You are extrapolating Moore's law out almost as far as it's been in existence!

Yeah.

Transistor densities can't increase much further due to fundamental physical limits. The chip makers all predict that they will not be able to continue at the same rate (and been predicting that for ages).

Interestingly the feature sizes are roughly the same order of magnitude for brains and chips now (don't look at the neuron sizes, by the way, a neuron does far, far more than a transistor).

What we can do is building chips in multiple layers, but because making a layer is the bottleneck, not the physical volume, that won't help a whole lot with costs. Transistors are also faster, but produce more heat, and efficiency wise not much ahead (if at all).

Bottom line is, even without the simulation penalty, it's way off.

In near term, we can probably hack together some smaller neural network (or homologous graph-based thing) hard wired to interface with some language libraries, and have it fool people into superficially believing it's not a complete idiot. It can also be very useful when connected together with something like mathematica.

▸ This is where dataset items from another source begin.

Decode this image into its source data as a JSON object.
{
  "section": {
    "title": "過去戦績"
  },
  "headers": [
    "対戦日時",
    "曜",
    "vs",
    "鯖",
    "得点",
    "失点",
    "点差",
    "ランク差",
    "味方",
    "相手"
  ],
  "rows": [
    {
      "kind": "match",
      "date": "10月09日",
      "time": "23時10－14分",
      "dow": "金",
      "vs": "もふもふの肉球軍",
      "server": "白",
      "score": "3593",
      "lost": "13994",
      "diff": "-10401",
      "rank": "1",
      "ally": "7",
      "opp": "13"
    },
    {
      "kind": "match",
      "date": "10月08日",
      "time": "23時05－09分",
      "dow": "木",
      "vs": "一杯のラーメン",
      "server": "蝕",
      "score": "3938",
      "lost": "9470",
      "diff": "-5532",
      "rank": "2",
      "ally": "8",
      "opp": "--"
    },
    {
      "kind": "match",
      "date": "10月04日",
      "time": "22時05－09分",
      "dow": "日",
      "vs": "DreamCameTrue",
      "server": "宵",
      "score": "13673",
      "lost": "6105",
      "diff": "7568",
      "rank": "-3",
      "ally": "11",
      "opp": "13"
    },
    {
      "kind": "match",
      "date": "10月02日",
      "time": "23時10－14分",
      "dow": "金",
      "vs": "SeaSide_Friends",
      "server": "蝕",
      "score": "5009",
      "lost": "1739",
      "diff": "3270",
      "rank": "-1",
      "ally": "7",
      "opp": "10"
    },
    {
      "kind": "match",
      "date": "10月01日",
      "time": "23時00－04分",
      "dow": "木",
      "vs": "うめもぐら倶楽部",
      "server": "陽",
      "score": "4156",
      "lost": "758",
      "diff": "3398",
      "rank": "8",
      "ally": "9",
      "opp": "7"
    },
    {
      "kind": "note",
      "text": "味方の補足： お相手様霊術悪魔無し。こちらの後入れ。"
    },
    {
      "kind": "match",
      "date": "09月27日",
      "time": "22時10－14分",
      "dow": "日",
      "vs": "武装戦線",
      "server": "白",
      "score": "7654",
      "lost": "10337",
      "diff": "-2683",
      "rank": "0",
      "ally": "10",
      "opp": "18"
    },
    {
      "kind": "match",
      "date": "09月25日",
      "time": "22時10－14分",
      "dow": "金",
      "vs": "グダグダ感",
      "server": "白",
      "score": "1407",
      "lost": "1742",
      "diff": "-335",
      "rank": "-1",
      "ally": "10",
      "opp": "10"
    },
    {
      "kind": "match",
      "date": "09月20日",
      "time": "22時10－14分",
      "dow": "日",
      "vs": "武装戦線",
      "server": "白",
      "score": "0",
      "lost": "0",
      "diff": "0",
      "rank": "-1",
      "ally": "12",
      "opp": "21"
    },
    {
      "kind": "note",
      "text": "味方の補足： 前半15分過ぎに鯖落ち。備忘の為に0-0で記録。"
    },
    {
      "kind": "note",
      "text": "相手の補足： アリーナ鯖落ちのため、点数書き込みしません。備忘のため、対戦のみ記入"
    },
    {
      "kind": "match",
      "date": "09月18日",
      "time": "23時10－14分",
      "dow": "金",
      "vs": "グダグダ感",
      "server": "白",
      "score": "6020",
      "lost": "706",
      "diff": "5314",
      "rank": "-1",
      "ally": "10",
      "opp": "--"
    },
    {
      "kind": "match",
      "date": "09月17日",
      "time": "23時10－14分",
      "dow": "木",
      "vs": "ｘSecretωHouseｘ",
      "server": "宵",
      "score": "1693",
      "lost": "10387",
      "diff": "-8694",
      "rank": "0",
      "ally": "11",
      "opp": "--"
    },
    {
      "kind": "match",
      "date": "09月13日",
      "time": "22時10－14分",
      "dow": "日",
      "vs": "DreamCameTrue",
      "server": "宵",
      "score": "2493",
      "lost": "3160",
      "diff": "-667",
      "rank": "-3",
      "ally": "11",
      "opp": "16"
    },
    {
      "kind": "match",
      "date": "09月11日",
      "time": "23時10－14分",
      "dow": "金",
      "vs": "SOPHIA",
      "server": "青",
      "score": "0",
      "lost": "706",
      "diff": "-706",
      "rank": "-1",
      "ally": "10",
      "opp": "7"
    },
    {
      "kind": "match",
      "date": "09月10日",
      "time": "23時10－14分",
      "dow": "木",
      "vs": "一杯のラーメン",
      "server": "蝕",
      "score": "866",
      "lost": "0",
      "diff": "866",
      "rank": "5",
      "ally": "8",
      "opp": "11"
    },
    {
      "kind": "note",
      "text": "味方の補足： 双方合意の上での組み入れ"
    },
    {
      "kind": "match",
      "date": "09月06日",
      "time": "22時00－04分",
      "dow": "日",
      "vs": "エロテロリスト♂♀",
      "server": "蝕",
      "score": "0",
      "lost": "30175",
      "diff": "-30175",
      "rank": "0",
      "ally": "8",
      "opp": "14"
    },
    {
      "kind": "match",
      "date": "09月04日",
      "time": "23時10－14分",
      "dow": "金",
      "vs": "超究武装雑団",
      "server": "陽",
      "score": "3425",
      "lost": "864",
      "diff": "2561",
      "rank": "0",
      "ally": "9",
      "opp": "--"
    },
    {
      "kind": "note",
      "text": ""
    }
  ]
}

But walking around in the world and figuring out that the stone can be chipped to be sharper, figuring out that it can be attached to a stick - the action space where such inventions lie is utterly enormous. Keep in mind that we humans are not merely intelligent. We are intelligent enough to overcome the starting hurdle while terribly inbred, full of parasites, and constantly losing knowledge. (Picking a good action out of an enormous action space is the kind of thing that requires a lot of computational power). Far simpler intelligence could do great things as a part of human society where many of the existing problems had their solution space trimmed already to a much more manageable size.

No one understands the brain well enough to actually do it, but I'd be astonished if this simulation weren't doing a lot of redundant, unnecessary computations.